Marcia's Leadership Q&As
/A. Having just spoken at a conference for event and meeting planners, the issues and questions they are raising and preparing for are fresh in my mind. The organizations that will likely survive in the long term will be the ones that are seriously communicating with their vendors across their supply chain. They are true partners, sharing every detail with transparency as soon as they are aware of changes—both the good and bad news. All of the parties need to be as flexible, collaborative, and supportive of each other as possible—in action, not just words.
Contracts will also get more specific. How will quality service be defined in a still-Covid world where the number one concern for 60% of meeting planners is the safety of their attendees? Contracts will spell it out. For example, if the peak time for attendees will arrive for registration, specify how many staff members will be needed at the desk (we’ve all seen long lines after a tiring flight, and one person is working the desk.) Specify the training requirements you need to serve your attendees.
Resort destinations are pricey and will eventually come down, but it may take a year. There’s a lot of pent-up demand for people to meet—safely. This is a time to listen to each other and help everyone continue to successfully work out of the pandemic. Those who try to take advantage of others by being inflexible will be remembered in the future. Find the win-win in your interactions to optimize the results for all.
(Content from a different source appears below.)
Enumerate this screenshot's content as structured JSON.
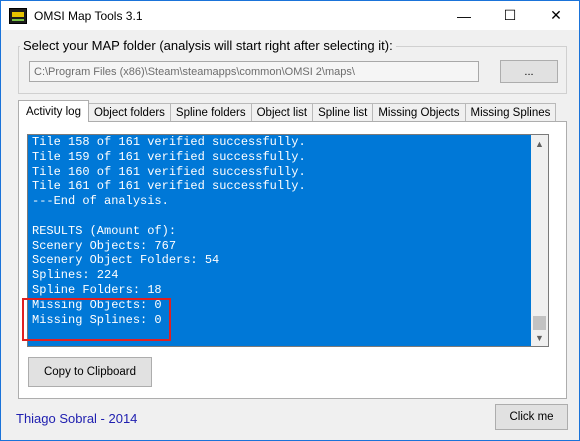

A. Grieving is not generally a huge topic in the workplace, but the past and next years are exceptions. People have experienced a tremendous variety of many kinds of loss. Loss of a loved one or colleague is most devastating. Loss of a relationship, a job, a business, financial stability, the way things were, connections with friends or colleagues are experiences that need to be healed. Everyone grieves in different ways.
There are no right or wrong ways. To heal, people need to feel. Being there for someone just to listen, share stories, share the pain is an important part of the healing process for many. Some people heal quickly and others may take years.
Be patient with each other. Check in with how people to see how they are. Do small things to be supportive. If you ask how you can help, it can put more pressure on the person grieving. Instead, don’t ask; do something! There is a focus on creating mental wellness programs in more schools and organizations to support those who are struggling. Connect people with resources (books, videos, articles, a support group.) Most importantly, don’t brush the grief away. It is the reality and the healing process takes time.